Reformationsjahr in Hessen: Das ist das Programm

500 Jahre Reformation: Ab dem 31. Oktober wird das Reformationsjahr mit zahlreichen regionalen und überregionalen Veranstaltungen gefeiert. Jetzt hat die Evangelische Kirche in Hessen und Nassau ihre Planungen vorgestellt.

Pfarrer Jeffrey Myers vom Projektbüro bei der Vorstellung des Programms der Evangelischen Kirche in Hessen und Nassau. Foto: Silke Kirch

Pfarrer Jeffrey Myers vom Projektbüro bei der Vorstellung des Programms der Evangelischen Kirche in Hessen und Nassau. Foto: Silke Kirch

Die Vervielfältigung des christlichen Glaubens ist nach Ansicht von Pfarrer Olaf Lewerenz diejenige Facette der Reformation, für die die Stadt Frankfurt steht: In keiner anderen Stadt in Deutschland gibt es so viele verschiedene Kulturen und christliche Religionsgemeinschaften,  sagte der Reformationsbeauftragte des Evangelischen Stadtdekanats im historischen Gebäude Bethmannhof, wo die hessische evangelische Kirche ihr Programm für das Reformationsjahr vorstellte. An dem Ort, wo heute die Bethmannbank steht, hat Martin Luther 1521 auf dem Weg zum Reichstag in Worms übernachtet.

In Frankfurt wird der Höhepunkt der Reformationsfeiern am Pfingstmontag sein: Dann wird ein Tisch für Frankfurter Bürger und Bürgerinnen unterschiedlichster Herkunft gedeckt sein, und zwar an einer langen Tafel, die von der Paulskirche über den Eisernen Steg bis zur Dreikönigkskirche reichen soll. Dort wird dann gemeinsam gespeist und die von Luther so geschätzte und gepflegte Kultur der Tischreden weitergeführt.

Am Reformationstag selbst, dem 31. Oktober 2017, wird es zunächst einen Reformationsgottesdienst in der Katharinenkirche an der Hauptwache geben und anschließend einen Festakt in der Paulskirche.
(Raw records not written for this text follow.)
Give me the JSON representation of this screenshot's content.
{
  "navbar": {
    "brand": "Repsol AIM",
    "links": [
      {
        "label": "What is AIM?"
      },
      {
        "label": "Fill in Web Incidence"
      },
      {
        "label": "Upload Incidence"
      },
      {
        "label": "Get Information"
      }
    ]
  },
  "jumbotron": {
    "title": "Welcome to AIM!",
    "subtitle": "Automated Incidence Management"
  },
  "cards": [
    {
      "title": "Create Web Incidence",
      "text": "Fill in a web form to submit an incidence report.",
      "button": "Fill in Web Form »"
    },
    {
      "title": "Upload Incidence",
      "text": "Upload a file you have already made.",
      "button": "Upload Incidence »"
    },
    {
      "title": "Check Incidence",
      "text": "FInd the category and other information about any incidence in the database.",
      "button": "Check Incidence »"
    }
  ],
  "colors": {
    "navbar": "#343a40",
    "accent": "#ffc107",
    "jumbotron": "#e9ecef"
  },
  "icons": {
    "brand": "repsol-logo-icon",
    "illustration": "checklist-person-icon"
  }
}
Abends folgt dann eine musikalische Reformationsfeier der Katharinenkirche sowie ein Gottesdienst für Jugendliche in der Jugendkulturkirche Sankt Peter.

Pfarrer Jeffrey Myers vom Projektbüro Reformationsdekade in der EKHN wies darauf hin, dass außerdem zahlreiche Veranstaltungen in den unterschiedlichen Gemeinden stattfinden; diese werden im Internet über www.frankfurt-feiert-reformation.de gesammelt – noch ist das Programm aber nicht vollständig.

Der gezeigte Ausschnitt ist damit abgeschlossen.